It doesn’t last for long. Some baroque instrumentation slips into Shoulders, a song that poses more dissatisfaction with a touch of incisive wit reminiscent of 69 Love Songs. But as opposed to Stephen Merritt’s cold and detached character, which Twerps have emulated in the past, they want to articulate those feelings of despair with a faint glint of major key instrumentation. When keeping things simple the songs gain more significance, and even more when they’re expressed with such barefaced directness. There’s the Kiwi pop-inspired Simple Feelings, in which Frawley ponders how things stand ("I’ve been missing seeing you around/ but our love goes round and round") around a steady, buoyant jangling melody.

Twerps also reference early Camper Van Beethoven on Cheap Education, a nervy college rock anthem that narrates a relationship that is riddled with ambiguity and confusion. The chorus has sing-along potential - “I wait for your words to become positive/ I wait for your words to become negative” - another moment of release that continues the album’s notion of not “bottling things” up. Frawley does makes great strides as a confessional lyricist, though singer Julia Mac Farlane’s contributions don’t fall short, either. Her candy-coated flights of fancy about living life “like a television” in Adrenaline may ring as adorably fey at first, though it’s a welcome distraction from Frawley’s more open-hearted admissions. 

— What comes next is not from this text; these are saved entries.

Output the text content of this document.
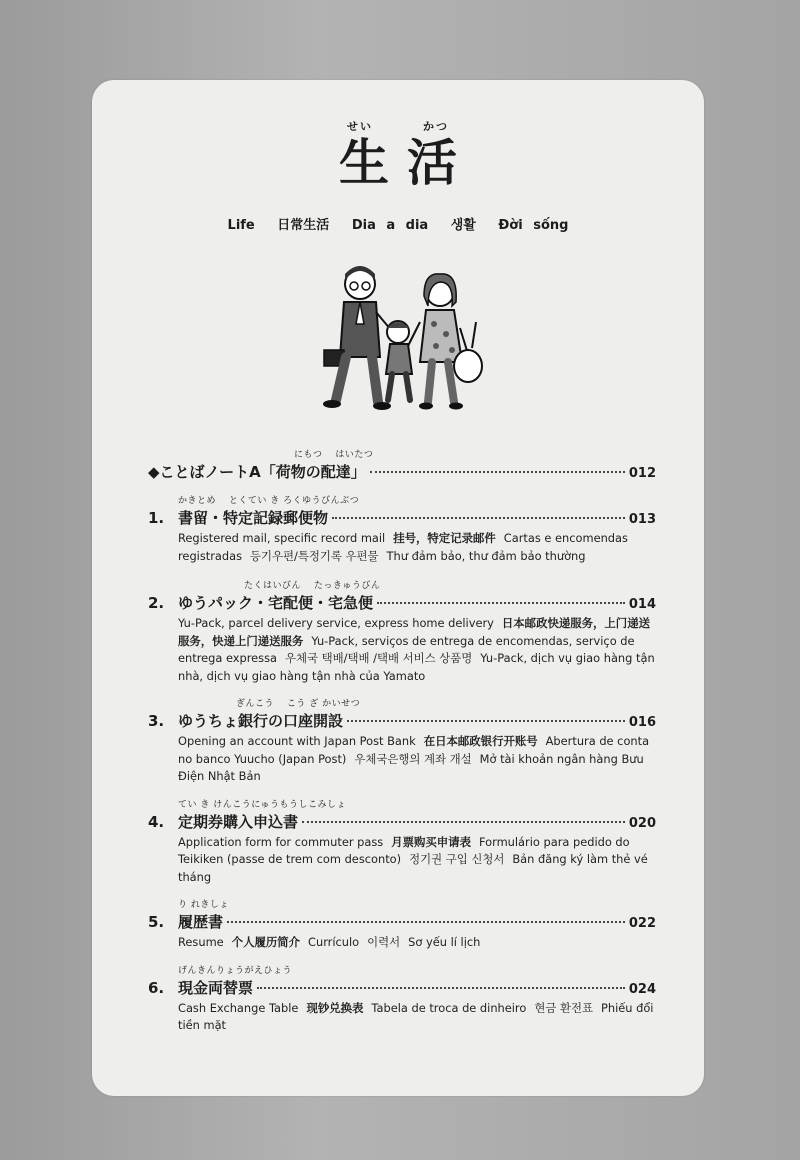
せい	かつ
生活
Life 日常生活 Dia a dia 생활 Đời sống
にもつ　 はいたつ
◆ことばノートA「荷物の配達」	012
かきとめ　 とくてい き ろくゆうびんぶつ
1. 書留・特定記録郵便物	013
Registered mail, specific record mail 挂号，特定记录邮件 Cartas e encomendas registradas 등기우편/특정기록 우편물 Thư đảm bảo, thư đảm bảo thường
たくはいびん　 たっきゅうびん
2. ゆうパック・宅配便・宅急便	014
Yu-Pack, parcel delivery service, express home delivery 日本邮政快递服务，上门递送服务，快递上门递送服务 Yu-Pack, serviços de entrega de encomendas, serviço de entrega expressa 우체국 택배/택배 /택배 서비스 상품명 Yu-Pack, dịch vụ giao hàng tận nhà, dịch vụ giao hàng tận nhà của Yamato
ぎんこう　 こう ざ かいせつ
3. ゆうちょ銀行の口座開設	016
Opening an account with Japan Post Bank 在日本邮政银行开账号 Abertura de conta no banco Yuucho (Japan Post) 우체국은행의 계좌 개설 Mở tài khoản ngân hàng Bưu Điện Nhật Bản
てい き けんこうにゅうもうしこみしょ
4. 定期券購入申込書	020
Application form for commuter pass 月票购买申请表 Formulário para pedido do Teikiken (passe de trem com desconto) 정기권 구입 신청서 Bản đăng ký làm thẻ vé tháng
り れきしょ
5. 履歴書	022
Resume 个人履历简介 Currículo 이력서 Sơ yếu lí lịch
げんきんりょうがえひょう
6. 現金両替票	024
Cash Exchange Table 现钞兑换表 Tabela de troca de dinheiro 현금 환전표 Phiếu đổi tiền mặt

Range Anxiety is a deeply considered listen, one that relinquishes the audacious idiosyncrasies of Underlay EP in favor of a more scrupulous and intrinsic approach. At this point the gamut of influences they carry are so deeply rooted into their sound that any effort to stall any further progress exhibits a stumble in execution. The “emotional obstacles” that went into the recording of the album, as McFarlane describes, are what gives it more depth and color, allowing themselves to let their perpetual nervousness unfold in full vigor. So what if they let their emotions strip bare. Caring too much can put one at risk, and Twerps handle the hurt as best as they can: with awkward grit.